There they were, the Fab Four—she and her three roommates in college. She’d carried that picture with her for eight years, and whenever things got a little too glum, she’d pull it out and remember the good times they’d had together.
Sara was going to be the first to have a baby, and maybe the only one, the way things were going. Hailey had talked to Cami Bishop, one of the foursome, on the telephone only a few months before, and Cami had more or less conceded defeat. She’d said she wasn’t even looking for the “right man” any longer. She’d decided that illusive person was a member of a race that was now extinct. “Only a few fossils left,” she’d joked, “to remind us of what we’re missing.”
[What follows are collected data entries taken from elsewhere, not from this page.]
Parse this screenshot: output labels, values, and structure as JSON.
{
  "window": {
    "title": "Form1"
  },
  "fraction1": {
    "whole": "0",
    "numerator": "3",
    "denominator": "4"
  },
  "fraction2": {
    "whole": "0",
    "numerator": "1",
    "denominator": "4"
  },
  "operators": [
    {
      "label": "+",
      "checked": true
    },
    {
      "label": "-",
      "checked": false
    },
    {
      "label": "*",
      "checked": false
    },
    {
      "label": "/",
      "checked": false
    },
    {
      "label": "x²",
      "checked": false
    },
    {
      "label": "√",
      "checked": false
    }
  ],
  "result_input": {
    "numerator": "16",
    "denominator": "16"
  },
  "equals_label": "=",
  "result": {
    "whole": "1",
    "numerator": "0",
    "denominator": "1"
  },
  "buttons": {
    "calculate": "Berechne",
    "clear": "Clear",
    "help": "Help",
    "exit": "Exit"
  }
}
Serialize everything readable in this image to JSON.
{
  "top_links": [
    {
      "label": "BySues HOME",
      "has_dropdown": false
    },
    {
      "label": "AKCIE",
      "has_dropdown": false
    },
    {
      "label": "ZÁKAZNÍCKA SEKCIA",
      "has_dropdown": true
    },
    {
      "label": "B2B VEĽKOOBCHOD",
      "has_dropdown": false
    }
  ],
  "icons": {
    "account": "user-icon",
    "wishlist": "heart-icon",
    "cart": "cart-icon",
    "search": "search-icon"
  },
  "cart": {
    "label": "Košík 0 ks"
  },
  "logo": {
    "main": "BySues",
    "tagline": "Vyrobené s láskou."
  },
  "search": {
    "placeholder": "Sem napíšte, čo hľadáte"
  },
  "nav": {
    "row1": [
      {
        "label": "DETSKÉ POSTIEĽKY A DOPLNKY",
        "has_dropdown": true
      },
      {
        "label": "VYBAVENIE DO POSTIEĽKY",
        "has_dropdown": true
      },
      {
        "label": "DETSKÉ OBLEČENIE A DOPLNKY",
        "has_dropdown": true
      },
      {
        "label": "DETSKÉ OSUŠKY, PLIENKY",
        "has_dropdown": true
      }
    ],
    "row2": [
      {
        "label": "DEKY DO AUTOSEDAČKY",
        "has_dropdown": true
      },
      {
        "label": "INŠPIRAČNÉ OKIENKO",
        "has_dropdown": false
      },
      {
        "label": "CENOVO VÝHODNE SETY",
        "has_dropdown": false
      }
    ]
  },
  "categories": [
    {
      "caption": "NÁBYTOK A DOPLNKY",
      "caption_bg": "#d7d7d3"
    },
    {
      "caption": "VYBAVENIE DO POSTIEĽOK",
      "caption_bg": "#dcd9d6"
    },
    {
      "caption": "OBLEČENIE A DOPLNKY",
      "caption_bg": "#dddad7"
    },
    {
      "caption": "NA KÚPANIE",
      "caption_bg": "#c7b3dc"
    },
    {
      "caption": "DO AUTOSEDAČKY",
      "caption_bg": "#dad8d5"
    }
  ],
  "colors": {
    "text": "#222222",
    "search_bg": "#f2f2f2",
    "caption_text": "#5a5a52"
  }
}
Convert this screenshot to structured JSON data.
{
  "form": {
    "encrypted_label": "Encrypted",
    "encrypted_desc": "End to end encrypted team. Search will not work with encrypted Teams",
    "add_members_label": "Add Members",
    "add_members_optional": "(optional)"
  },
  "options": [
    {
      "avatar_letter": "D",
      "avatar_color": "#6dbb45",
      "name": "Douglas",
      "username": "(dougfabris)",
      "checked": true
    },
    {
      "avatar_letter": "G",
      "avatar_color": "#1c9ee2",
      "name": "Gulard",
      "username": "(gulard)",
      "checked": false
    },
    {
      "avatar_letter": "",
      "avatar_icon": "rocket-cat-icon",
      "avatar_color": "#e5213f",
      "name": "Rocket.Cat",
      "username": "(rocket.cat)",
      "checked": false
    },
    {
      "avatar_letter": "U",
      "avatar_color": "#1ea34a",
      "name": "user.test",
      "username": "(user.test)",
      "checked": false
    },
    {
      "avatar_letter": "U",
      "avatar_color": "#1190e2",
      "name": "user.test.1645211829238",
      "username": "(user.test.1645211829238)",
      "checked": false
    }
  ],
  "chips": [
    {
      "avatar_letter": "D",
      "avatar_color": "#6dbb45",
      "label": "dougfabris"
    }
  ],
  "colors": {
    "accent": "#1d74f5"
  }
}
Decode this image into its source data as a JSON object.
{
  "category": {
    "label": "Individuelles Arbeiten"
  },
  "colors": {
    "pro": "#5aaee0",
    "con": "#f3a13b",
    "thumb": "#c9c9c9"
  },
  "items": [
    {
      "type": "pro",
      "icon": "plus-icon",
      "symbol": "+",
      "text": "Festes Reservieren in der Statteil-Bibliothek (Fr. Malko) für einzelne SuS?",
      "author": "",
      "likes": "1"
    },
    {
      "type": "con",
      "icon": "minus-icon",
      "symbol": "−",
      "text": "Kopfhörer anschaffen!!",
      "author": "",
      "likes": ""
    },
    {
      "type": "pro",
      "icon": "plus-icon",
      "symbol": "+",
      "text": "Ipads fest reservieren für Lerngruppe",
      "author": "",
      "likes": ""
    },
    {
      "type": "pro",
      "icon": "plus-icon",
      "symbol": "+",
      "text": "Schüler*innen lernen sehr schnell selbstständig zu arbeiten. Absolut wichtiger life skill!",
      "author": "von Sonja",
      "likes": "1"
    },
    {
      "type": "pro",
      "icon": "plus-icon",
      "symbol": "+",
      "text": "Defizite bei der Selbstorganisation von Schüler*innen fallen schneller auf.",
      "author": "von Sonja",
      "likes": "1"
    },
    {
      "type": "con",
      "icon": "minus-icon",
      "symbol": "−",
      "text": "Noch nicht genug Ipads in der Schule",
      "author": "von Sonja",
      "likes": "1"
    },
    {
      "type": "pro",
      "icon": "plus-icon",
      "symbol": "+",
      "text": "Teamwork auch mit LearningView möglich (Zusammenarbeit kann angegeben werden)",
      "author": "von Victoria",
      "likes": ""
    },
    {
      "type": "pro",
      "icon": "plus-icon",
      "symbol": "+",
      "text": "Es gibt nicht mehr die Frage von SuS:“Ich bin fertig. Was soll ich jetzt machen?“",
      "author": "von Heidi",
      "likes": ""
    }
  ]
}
Her other roomie, J. J. MacKenzie, was too full of ambition and in a career that demanded every ounce of strength. She didn’t have time to think about babies. And Hailey herself—well, she had realized long ago that she would never be able to trust a man enough to build a lasting relationship. That was just the way it was.
But Sara—yes, they’d always known she would do it. Sara had come from the most perfect family and married someone who was, by all accounts, the most perfect man. And now she would have the perfect baby. It had been in the cards all along.
“Great,” Hailey said softly, smiling a dreamy smile. “Good for her. Let her have a perfect baby. And let her have a perfect baby shower, too.”
She pressed the invitation to her chest and looked around as though to guard it from prying eyes. “Oh yes, Sara. I will get to your shower,” she whispered under her breath. “Somehow, someway, I will escape and get to you.”